Quand le théâtre apporte la lumière de la vie

Sa première pièce véritablement reconnue, il l'écrit en 2008, L'ombre de mon propre vampire (éditions Ifrikiya), une histoire qu'il a encore remontée l'année dernière. Et quand il se rappelle ce qui l'avait poussé à écrire cette pièce, encore aujourd'hui, ce sont d'abord les émotions et les larmes qui montent avant de laisser passer le premier mot : « En fait, c'était une forme de ras-le-bol, parce que, en 2006, j'ai failli me suicider parce que j'avais un peu mal de la vie. Et puis en 2008, grâce au yoga et grâce au théâtre qui m'a donné un peu de lumière, j'ai essayé d'écrire ce moment-là où j'ai failli m'ôter la vie. L'ombre de mon propre vampire parle justement de ce ras-le-bol de moi, de tout ce que je ne veux pas, de tout ce qui m'emmerde, de tout ce chaos, de la famille qui ne me laisse pas respirer, des choses qui n'avancent pas, de mon art qui n'avance pas du tout... Dans ce long monologue, j'ai essayé de cracher ma bile, de tout déverser, de dire que j'avais assez du monde. »

Puis, il y aura encore un autre moment qui va changer sa vie. En 2014, en résidence à l'université de Tours, Eric Delphin Kwégoué rencontre à la Grande Bibliothèque le théâtre documentaire. « J'ai lu beaucoup de livres sur le théâtre documentaire. Pour moi, c'était un choc, parce que, avant, j'écrivais un théâtre qui était dans la fiction. Et quand je rencontre le théâtre documentaire, finalement, j'ai décidé d'écrire tous mes livres, toutes mes pièces, vraiment toujours de façon documentée.
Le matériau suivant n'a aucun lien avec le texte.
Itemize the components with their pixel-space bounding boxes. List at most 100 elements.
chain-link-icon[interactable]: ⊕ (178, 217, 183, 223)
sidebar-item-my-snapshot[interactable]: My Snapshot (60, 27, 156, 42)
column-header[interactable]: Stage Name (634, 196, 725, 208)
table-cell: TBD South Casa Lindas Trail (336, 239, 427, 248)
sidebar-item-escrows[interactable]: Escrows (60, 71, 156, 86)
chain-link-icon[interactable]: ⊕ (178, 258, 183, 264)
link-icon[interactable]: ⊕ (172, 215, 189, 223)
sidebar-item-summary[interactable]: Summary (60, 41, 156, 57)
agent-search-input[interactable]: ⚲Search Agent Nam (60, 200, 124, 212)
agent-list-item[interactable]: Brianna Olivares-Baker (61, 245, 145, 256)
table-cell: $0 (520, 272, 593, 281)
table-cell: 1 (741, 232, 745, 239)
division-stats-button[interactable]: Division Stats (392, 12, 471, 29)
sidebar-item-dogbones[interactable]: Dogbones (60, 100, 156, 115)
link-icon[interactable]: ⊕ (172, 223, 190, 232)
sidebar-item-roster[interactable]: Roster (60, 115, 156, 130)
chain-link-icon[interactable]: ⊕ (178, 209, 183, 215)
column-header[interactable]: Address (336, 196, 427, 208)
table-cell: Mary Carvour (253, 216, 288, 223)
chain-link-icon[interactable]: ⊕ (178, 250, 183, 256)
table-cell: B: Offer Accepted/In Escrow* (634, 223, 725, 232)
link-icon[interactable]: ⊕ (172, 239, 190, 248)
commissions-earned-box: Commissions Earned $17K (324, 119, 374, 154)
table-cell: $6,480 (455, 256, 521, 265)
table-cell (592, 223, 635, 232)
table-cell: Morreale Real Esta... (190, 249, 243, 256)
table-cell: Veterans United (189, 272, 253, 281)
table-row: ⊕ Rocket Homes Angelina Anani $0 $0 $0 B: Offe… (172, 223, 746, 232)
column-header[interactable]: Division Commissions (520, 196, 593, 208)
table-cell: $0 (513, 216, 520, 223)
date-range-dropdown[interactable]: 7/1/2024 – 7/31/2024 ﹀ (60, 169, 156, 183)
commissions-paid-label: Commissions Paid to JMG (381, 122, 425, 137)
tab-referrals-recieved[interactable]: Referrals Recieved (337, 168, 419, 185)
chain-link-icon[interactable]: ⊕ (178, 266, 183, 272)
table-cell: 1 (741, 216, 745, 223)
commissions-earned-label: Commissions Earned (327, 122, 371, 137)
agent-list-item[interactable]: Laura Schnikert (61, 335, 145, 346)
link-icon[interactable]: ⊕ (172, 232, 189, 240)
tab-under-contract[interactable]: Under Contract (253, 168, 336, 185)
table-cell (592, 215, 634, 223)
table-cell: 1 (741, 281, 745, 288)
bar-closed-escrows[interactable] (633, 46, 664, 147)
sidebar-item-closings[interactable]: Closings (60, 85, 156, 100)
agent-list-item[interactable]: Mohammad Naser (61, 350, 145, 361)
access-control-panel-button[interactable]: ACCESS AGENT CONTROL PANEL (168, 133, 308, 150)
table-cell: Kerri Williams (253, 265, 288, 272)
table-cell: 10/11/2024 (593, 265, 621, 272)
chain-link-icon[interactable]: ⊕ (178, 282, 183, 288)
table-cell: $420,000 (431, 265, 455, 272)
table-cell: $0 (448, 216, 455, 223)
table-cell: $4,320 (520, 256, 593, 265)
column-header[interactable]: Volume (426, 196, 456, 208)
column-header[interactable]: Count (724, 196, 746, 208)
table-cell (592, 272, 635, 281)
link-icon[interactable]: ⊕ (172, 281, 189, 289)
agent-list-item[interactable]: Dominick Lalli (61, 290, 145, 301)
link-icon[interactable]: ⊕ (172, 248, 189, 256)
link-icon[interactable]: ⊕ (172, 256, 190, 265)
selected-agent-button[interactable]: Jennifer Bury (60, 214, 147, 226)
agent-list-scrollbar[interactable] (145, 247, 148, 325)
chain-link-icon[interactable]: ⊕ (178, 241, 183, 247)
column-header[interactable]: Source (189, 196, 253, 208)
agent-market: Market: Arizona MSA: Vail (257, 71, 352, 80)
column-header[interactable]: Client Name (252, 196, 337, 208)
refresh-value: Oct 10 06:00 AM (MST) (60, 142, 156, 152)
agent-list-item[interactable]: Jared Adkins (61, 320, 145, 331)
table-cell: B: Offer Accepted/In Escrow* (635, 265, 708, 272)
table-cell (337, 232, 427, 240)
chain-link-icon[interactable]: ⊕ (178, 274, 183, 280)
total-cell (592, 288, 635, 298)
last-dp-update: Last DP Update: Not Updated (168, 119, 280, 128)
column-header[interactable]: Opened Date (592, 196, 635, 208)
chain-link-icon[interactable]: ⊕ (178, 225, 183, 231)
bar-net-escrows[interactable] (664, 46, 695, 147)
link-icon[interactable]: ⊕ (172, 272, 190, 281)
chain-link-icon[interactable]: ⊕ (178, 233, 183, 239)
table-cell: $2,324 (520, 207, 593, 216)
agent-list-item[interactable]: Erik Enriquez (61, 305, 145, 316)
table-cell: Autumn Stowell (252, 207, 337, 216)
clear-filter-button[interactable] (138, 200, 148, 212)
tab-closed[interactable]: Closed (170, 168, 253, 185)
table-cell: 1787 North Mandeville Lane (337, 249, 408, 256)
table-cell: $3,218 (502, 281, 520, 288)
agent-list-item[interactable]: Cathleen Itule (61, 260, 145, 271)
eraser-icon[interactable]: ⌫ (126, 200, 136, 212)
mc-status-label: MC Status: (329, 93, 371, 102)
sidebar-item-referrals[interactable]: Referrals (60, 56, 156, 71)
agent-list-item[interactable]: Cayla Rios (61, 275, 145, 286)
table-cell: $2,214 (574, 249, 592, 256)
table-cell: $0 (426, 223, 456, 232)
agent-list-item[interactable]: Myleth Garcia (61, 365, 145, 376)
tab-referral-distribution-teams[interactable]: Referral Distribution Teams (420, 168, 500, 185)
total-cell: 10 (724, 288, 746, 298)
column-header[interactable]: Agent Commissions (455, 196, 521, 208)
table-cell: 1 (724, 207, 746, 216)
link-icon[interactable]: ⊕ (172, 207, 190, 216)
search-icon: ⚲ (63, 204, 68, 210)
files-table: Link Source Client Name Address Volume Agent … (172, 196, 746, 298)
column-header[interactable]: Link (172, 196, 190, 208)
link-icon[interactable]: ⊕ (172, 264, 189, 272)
C'est comme ça qu'est né À coeur ouvert. »

Corruption politique, l'homosexualité, la condition féminine, un monde devenu fou...

Depuis, il a écrit une vingtaine de pièces évoquant aussi bien la corruption politique, l'homosexualité criminalisée ou la condition féminine au Cameroun, dont Taxiwoman (éditions Lansman), qui a reçu le prix Esther de littérature théâtrale en 2020 et le prix Jacques Scherer en 2021, sans oublier Igonshua (éditions Lansman), l'histoire d'un deuil impossible et lauréat de l'Inédit Afrique et Outremer en 2017. En juillet dernier, son oeuvre LeZ-Zanimal, une fable contemporaine sur le retour au Cameroun d'un architecte très ambitieux dans un monde devenu fou, a été sélectionnée pour le prestigieux cycle de lectures Ca va, ça va le monde ! au Festival d'Avignon et diffusée sur les ondes et les réseaux sociaux de RFI. Au-delà de ses pièces, Kwégoué a aussi fondé sa propre compagnie de théâtre, mis en scène d'innombrables spectacles et lui-même assuré en tant qu'acteur et performeur sur scène. Depuis 2015, il est même directeur artistique du festival Compto'Art54. Ce qui relie toutes ses activités ? Sa confiance absolue que l'art en général, et le théâtre en particulier, peut transformer une société.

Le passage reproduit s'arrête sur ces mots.